There is a distinct lack of information on the hormonal and molecular mechanisms mediating the adaptive response to involuntary overfeeding. A variety of hormones might contribute to this response, and evidence does indicate that overfeeding alters ghrelin, insulin and leptin levels [27], [30], [31], [32]. However, the degree to which these hormones contribute to the persistent hypophagia and weight loss following the cessation of overfeeding is unclear. Available evidence does implicate hypothalamic melanocortin signaling in this process, as overfeeding increased POMC expression within the mediobasal hypothalamus and intracerebroventricular administration of the melanocortin receptor antagonist SHU9119 following overfeeding attenuated the spontaneous hypophagia [33]. This outcome supports the hypothesis that POMC neurons are activated by overfeeding and contribute to adaptive decreases in food intake in response to positive energy balance.
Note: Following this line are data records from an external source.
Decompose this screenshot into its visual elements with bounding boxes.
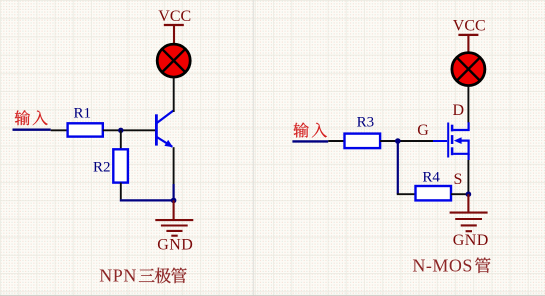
wire: emitter down bbox=[173, 147, 175, 200]
caption N-MOS管 bbox=[412, 255, 490, 275]
resistor R4 label bbox=[422, 170, 440, 186]
wire: lamp to collector bbox=[173, 78, 175, 111]
junction node (source/R4/ground) bbox=[466, 191, 472, 197]
svg-text:GND: GND bbox=[453, 232, 489, 249]
svg-text:R3: R3 bbox=[357, 115, 375, 131]
svg-text:VCC: VCC bbox=[453, 18, 486, 35]
wire: R3 to gate bbox=[380, 140, 447, 142]
wire: input to R1 bbox=[51, 129, 68, 131]
svg-text:NPN: NPN bbox=[99, 266, 137, 286]
resistor R4 bbox=[416, 186, 452, 200]
svg-text:R1: R1 bbox=[74, 106, 92, 122]
ground symbol (left) bbox=[155, 200, 193, 235]
transistor Q2 (N-MOSFET) bbox=[448, 122, 468, 160]
resistor R2 label bbox=[93, 159, 111, 175]
pin label G bbox=[417, 122, 429, 139]
junction node (emitter/ground) bbox=[171, 198, 177, 204]
wire: bottom rail to emitter node bbox=[120, 199, 174, 201]
lamp DS2 (right indicator) bbox=[452, 53, 485, 86]
svg-text:S: S bbox=[454, 171, 463, 188]
svg-text:R4: R4 bbox=[422, 170, 440, 186]
pin label S bbox=[454, 171, 463, 188]
wire: lamp to drain bbox=[467, 86, 469, 123]
junction node (gate/R4) bbox=[395, 138, 401, 144]
resistor R3 label bbox=[357, 115, 375, 131]
caption NPN三极管 bbox=[99, 266, 186, 286]
svg-text:VCC: VCC bbox=[158, 8, 191, 25]
wire: R1 to base bbox=[103, 129, 156, 131]
lamp DS1 (left indicator) bbox=[157, 44, 190, 77]
power port VCC (left) bbox=[158, 8, 191, 43]
wire: to R4 left bbox=[397, 193, 416, 195]
svg-text:R2: R2 bbox=[93, 159, 111, 175]
svg-text:D: D bbox=[453, 102, 465, 119]
bottom sheet edge bbox=[0, 294, 545, 296]
wire: R2 down bbox=[120, 183, 122, 200]
net label GND (left) bbox=[157, 236, 193, 253]
port underline (right input) bbox=[292, 140, 328, 142]
junction node (base/R2) bbox=[118, 128, 123, 133]
port underline (left input) bbox=[13, 129, 51, 131]
resistor R3 bbox=[345, 134, 381, 149]
resistor R1 label bbox=[74, 106, 92, 122]
pin label D bbox=[453, 102, 465, 119]
wire: source down bbox=[467, 160, 469, 194]
net label 输入 (left input) bbox=[15, 110, 48, 125]
svg-text:G: G bbox=[417, 122, 429, 139]
svg-text:N-MOS: N-MOS bbox=[412, 255, 473, 275]
resistor R1 bbox=[68, 123, 103, 136]
power port VCC (right) bbox=[453, 18, 486, 53]
net label GND (right) bbox=[453, 232, 489, 249]
wire: R4 to source node bbox=[451, 193, 466, 195]
transistor Q1 (NPN) bbox=[156, 111, 173, 148]
ground symbol (right) bbox=[450, 194, 488, 231]
resistor R2 bbox=[113, 149, 128, 182]
wire: input to R3 bbox=[328, 140, 344, 142]
wire: junction down to R2 bbox=[120, 130, 122, 149]
wire: collector up bbox=[173, 111, 175, 112]
net label 输入 (right input) bbox=[293, 123, 326, 138]
svg-text:GND: GND bbox=[157, 236, 193, 253]
wire: junction down to R4 row bbox=[397, 141, 399, 194]
sheet zone divider line bbox=[252, 0, 254, 296]
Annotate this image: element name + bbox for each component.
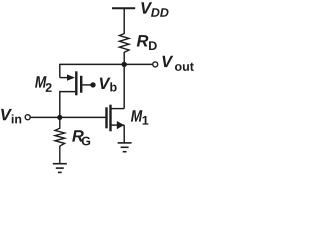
wire M1 source lead: [112, 124, 125, 126]
resistor RG: [55, 117, 65, 163]
terminal circle Vin: [25, 115, 30, 120]
label M1: [131, 110, 143, 121]
resistor RD: [119, 34, 129, 53]
transistor M2 channel bar: [75, 71, 77, 95]
label VDD: [141, 2, 152, 13]
wire M2 top (source to node): [60, 63, 124, 65]
ground under RG: [53, 164, 67, 173]
label Vout: [162, 56, 173, 67]
arrowhead M2 source (points into channel): [67, 74, 75, 80]
node dot drain/Vout junction: [122, 62, 127, 67]
wire M1 source down to ground: [123, 125, 125, 142]
wire M2 bottom lead: [60, 92, 75, 118]
wire RD to output node: [123, 52, 125, 64]
node dot Vin/RG junction: [57, 115, 62, 120]
wire M2 upper-left vertical: [59, 64, 61, 78]
node dot Vb: [90, 82, 95, 87]
power rail VDD bar: [112, 7, 135, 9]
arrowhead M1 source (points away from channel): [117, 121, 124, 129]
label RD: [137, 35, 149, 46]
ground under M1: [118, 143, 132, 152]
wire node down to M1 drain: [123, 64, 125, 108]
wire M1 drain lead: [112, 108, 125, 110]
wire M2 source arrow lead: [60, 77, 70, 79]
wire VDD bar to RD: [123, 8, 125, 34]
label Vb: [100, 78, 111, 89]
label M2: [35, 76, 47, 87]
wire node to Vout terminal: [124, 63, 152, 65]
transistor M2 gate bar: [80, 76, 82, 93]
label RG: [72, 130, 84, 141]
terminal circle Vout: [153, 62, 158, 67]
transistor M1 gate bar: [105, 107, 107, 128]
wire M2 gate to Vb: [82, 84, 90, 86]
wire Vin rail to M1 gate: [30, 116, 105, 118]
label Vin: [1, 109, 12, 120]
transistor M1 channel bar: [109, 105, 111, 132]
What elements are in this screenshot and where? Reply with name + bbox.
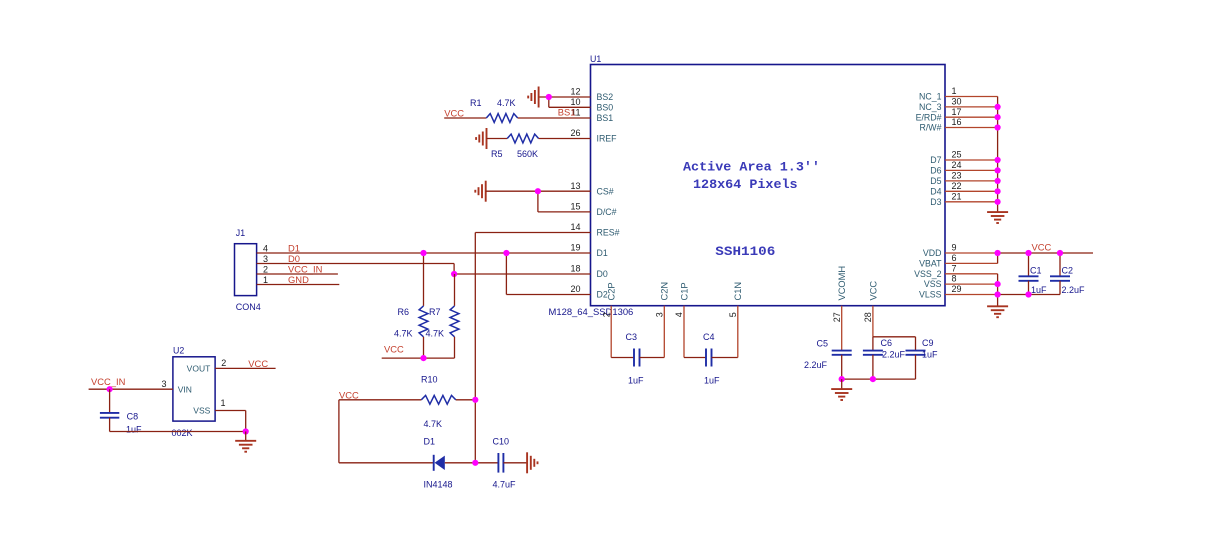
svg-text:D1: D1: [424, 437, 436, 447]
svg-text:BS0: BS0: [597, 102, 614, 112]
svg-text:4.7K: 4.7K: [497, 98, 516, 108]
svg-text:1: 1: [952, 86, 957, 96]
wire D1 branch down to U1 pin20 D2: [506, 253, 590, 295]
ground at C5: [831, 389, 852, 400]
svg-text:C10: C10: [493, 437, 510, 447]
svg-text:17: 17: [952, 107, 962, 117]
wire ground to R5: [487, 138, 508, 140]
wire R10 to RES# line: [456, 399, 476, 401]
svg-text:VBAT: VBAT: [919, 259, 942, 269]
ground at right bus: [987, 212, 1008, 223]
svg-text:IREF: IREF: [597, 134, 618, 144]
junction C1/VCC rail: [1025, 250, 1031, 256]
wire VCC to R10: [339, 399, 421, 401]
junction C5/rail: [839, 376, 845, 382]
ground at U2: [235, 441, 256, 452]
capacitor C5: [832, 351, 852, 355]
svg-text:4: 4: [674, 312, 684, 317]
wire U2 pin2 VOUT: [215, 367, 276, 369]
svg-text:29: 29: [952, 284, 962, 294]
junction bus: [995, 188, 1001, 194]
svg-text:NC_3: NC_3: [919, 102, 942, 112]
svg-text:3: 3: [161, 379, 166, 389]
svg-text:13: 13: [570, 181, 580, 191]
svg-text:BS1: BS1: [558, 106, 576, 117]
svg-text:8: 8: [952, 274, 957, 284]
svg-text:U2: U2: [173, 346, 184, 356]
capacitor C10: [498, 453, 503, 473]
svg-text:R5: R5: [491, 149, 503, 159]
capacitor C8: [100, 389, 119, 431]
svg-text:21: 21: [952, 191, 962, 201]
junction bus: [995, 178, 1001, 184]
wire VCC_IN stub (J1 pin2): [257, 273, 338, 275]
svg-text:VIN: VIN: [178, 384, 192, 394]
svg-text:C2N: C2N: [660, 282, 670, 301]
svg-text:C5: C5: [817, 339, 829, 349]
svg-text:GND: GND: [288, 274, 309, 285]
svg-text:D5: D5: [930, 176, 941, 186]
svg-text:24: 24: [952, 160, 962, 170]
svg-text:VSS_2: VSS_2: [914, 269, 941, 279]
resistor R7: [450, 274, 459, 358]
svg-text:BS2: BS2: [597, 92, 614, 102]
junction D1/R6: [420, 250, 426, 256]
svg-text:CS#: CS#: [597, 186, 614, 196]
wire pin10 BS0 up to BS2 row: [549, 97, 591, 107]
junction C6/rail: [870, 376, 876, 382]
junction BS2/BS0: [546, 94, 552, 100]
wire C3 to U1 pin3 C2N: [640, 306, 665, 358]
svg-text:2.2uF: 2.2uF: [882, 349, 906, 359]
junction CS#/D/C#: [535, 188, 541, 194]
wire C10 to ground: [503, 462, 527, 464]
resistor R5: [507, 134, 538, 143]
junction C2/VCC rail: [1057, 250, 1063, 256]
svg-text:19: 19: [570, 243, 580, 253]
wire VCC down to diode row: [339, 400, 434, 463]
svg-text:18: 18: [570, 264, 580, 274]
wire U1 pin27 VCOMH down: [841, 306, 843, 351]
svg-text:D/C#: D/C#: [597, 207, 617, 217]
svg-text:VCC: VCC: [339, 389, 359, 400]
svg-text:VSS: VSS: [193, 406, 210, 416]
junction D0/R7: [451, 271, 457, 277]
wire R1 to pin11 BS1: [518, 117, 591, 119]
svg-text:D1: D1: [597, 248, 608, 258]
wire VCC rail under R6/R7: [382, 357, 455, 359]
resistor R10: [421, 395, 456, 404]
svg-text:26: 26: [570, 128, 580, 138]
svg-text:C1P: C1P: [679, 282, 689, 300]
svg-text:6: 6: [952, 253, 957, 263]
svg-text:4.7K: 4.7K: [424, 419, 443, 429]
svg-text:2.2uF: 2.2uF: [804, 360, 828, 370]
svg-text:23: 23: [952, 171, 962, 181]
wire C5 to bottom rail: [841, 355, 843, 379]
junction bus: [995, 124, 1001, 130]
svg-text:D0: D0: [597, 269, 608, 279]
junction bus: [995, 167, 1001, 173]
wire R5 to pin26 IREF: [539, 138, 591, 140]
ground at BS2: [528, 87, 538, 108]
svg-text:3: 3: [263, 254, 268, 264]
svg-text:NC_1: NC_1: [919, 92, 942, 102]
svg-text:1uF: 1uF: [126, 425, 142, 435]
svg-text:VSS: VSS: [924, 279, 942, 289]
svg-text:20: 20: [570, 284, 580, 294]
wire cap bottom rail: [998, 294, 1060, 296]
svg-text:VOUT: VOUT: [187, 364, 211, 374]
ground at VSS group: [987, 306, 1008, 317]
wire U1 pin6 VBAT up to VDD row: [945, 253, 998, 263]
wire branch to pin15 D/C#: [538, 191, 591, 212]
svg-text:002K: 002K: [172, 428, 193, 438]
diode D1 IN4148: [434, 455, 445, 471]
svg-text:D3: D3: [930, 197, 941, 207]
svg-text:C8: C8: [127, 412, 139, 422]
wire VCC rail right: [998, 252, 1093, 254]
svg-text:R6: R6: [398, 307, 410, 317]
wire VCC to R1: [444, 117, 486, 119]
resistor R6: [419, 253, 428, 358]
wire to ground (U2): [245, 432, 247, 441]
svg-text:U1: U1: [590, 54, 601, 64]
capacitor C1: [1019, 253, 1039, 295]
svg-text:VLSS: VLSS: [919, 290, 942, 300]
junction diode/RES#: [472, 460, 478, 466]
resistor R1: [486, 114, 517, 123]
svg-text:VCOMH: VCOMH: [837, 266, 847, 301]
svg-text:C1: C1: [1030, 265, 1042, 275]
svg-text:C9: C9: [922, 338, 934, 348]
svg-text:D4: D4: [930, 186, 941, 196]
svg-text:D6: D6: [930, 166, 941, 176]
svg-text:Active Area 1.3'': Active Area 1.3'': [683, 161, 820, 175]
capacitor C6: [863, 351, 883, 355]
svg-text:25: 25: [952, 150, 962, 160]
svg-text:CON4: CON4: [236, 302, 261, 312]
svg-text:9: 9: [952, 243, 957, 253]
junction VDD/rail: [995, 250, 1001, 256]
junction R6/VCC rail: [420, 355, 426, 361]
svg-text:3: 3: [655, 312, 665, 317]
ground at C10: [527, 452, 537, 473]
svg-text:VCC: VCC: [868, 281, 878, 301]
svg-text:VDD: VDD: [923, 248, 942, 258]
wire RES# net: U1 pin14 left and down: [475, 233, 590, 463]
svg-text:28: 28: [863, 312, 873, 322]
wire U1 pin28 VCC down and branch to C9: [873, 306, 916, 351]
regulator U2 body: [173, 346, 215, 422]
svg-text:2: 2: [263, 264, 268, 274]
wire C4 to U1 pin5 C1N: [712, 306, 738, 358]
svg-text:IN4148: IN4148: [424, 480, 453, 490]
svg-text:5: 5: [728, 312, 738, 317]
svg-text:30: 30: [952, 97, 962, 107]
junction R10/RES#: [472, 397, 478, 403]
svg-text:C2: C2: [1062, 265, 1074, 275]
svg-text:J1: J1: [236, 228, 245, 238]
junction U2 ground: [243, 428, 249, 434]
svg-text:D1: D1: [288, 242, 300, 253]
U1 inner text Active Area: [683, 161, 820, 192]
wire D1 net: J1 pin4 to U1 pin19: [257, 252, 591, 254]
svg-text:14: 14: [570, 222, 580, 232]
svg-text:C4: C4: [703, 332, 715, 342]
svg-text:BS1: BS1: [597, 113, 614, 123]
svg-text:R7: R7: [429, 307, 441, 317]
wire C6 to bottom rail: [872, 355, 874, 379]
svg-text:4: 4: [263, 243, 268, 253]
wire GND stub (J1 pin1): [257, 284, 340, 286]
svg-text:16: 16: [952, 117, 962, 127]
wire pin12 BS2 to ground: [539, 96, 591, 98]
svg-text:2: 2: [601, 312, 611, 317]
svg-text:D7: D7: [930, 155, 941, 165]
junction VLSS/bus: [995, 291, 1001, 297]
svg-text:1: 1: [263, 275, 268, 285]
svg-text:E/RD#: E/RD#: [916, 112, 942, 122]
wires U1 right pins 1,30,17,16,25,24,23,22,21 to bus: [945, 97, 998, 202]
svg-text:560K: 560K: [517, 149, 538, 159]
IC U1 SSH1106 body: [590, 54, 945, 306]
svg-text:2: 2: [221, 358, 226, 368]
svg-text:C1N: C1N: [733, 282, 743, 301]
svg-text:VCC: VCC: [248, 358, 268, 369]
wire VCC_IN to U2 pin3: [89, 388, 173, 390]
svg-text:12: 12: [570, 87, 580, 97]
wire U1 pin7 VSS_2 to ground bus: [945, 274, 998, 307]
svg-text:VCC: VCC: [1032, 241, 1052, 252]
svg-text:C6: C6: [881, 338, 893, 348]
svg-text:R1: R1: [470, 98, 482, 108]
wire U1 pin29 VLSS to bus: [945, 294, 998, 296]
connector J1 CON4: [235, 228, 261, 312]
capacitor C4: [706, 349, 712, 367]
junction bus: [995, 104, 1001, 110]
svg-text:1uF: 1uF: [1031, 285, 1047, 295]
svg-text:VCC_IN: VCC_IN: [91, 376, 125, 387]
junction bus: [995, 114, 1001, 120]
svg-text:7: 7: [952, 263, 957, 273]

The mechanisms by which POMC neurons detect positive energy balance remain unclear. In an earlier study by the same group, it was noted that CRH expression was also significantly increased by overfeeding, but levels of NPY were not significantly decreased [27]. Again, these observations were made at the peak of overfeeding and it is unclear if these changes persist beyond the overfeeding treatment. In summary, these data indicate that mechanisms are in place to resist weight gain, as overfed animals do not remain at elevated body weights but instead spontaneously return to normal levels. While this adaptive response is most readily demonstrated when overfeeding is involuntarily imposed, it can also be observed in select individuals in a free feeding environment. Unfortunately, we know relatively little about the biological underpinnings of this resistance to weight gain, making it difficult to determine why this system appears inadequate or non-existent in certain individuals.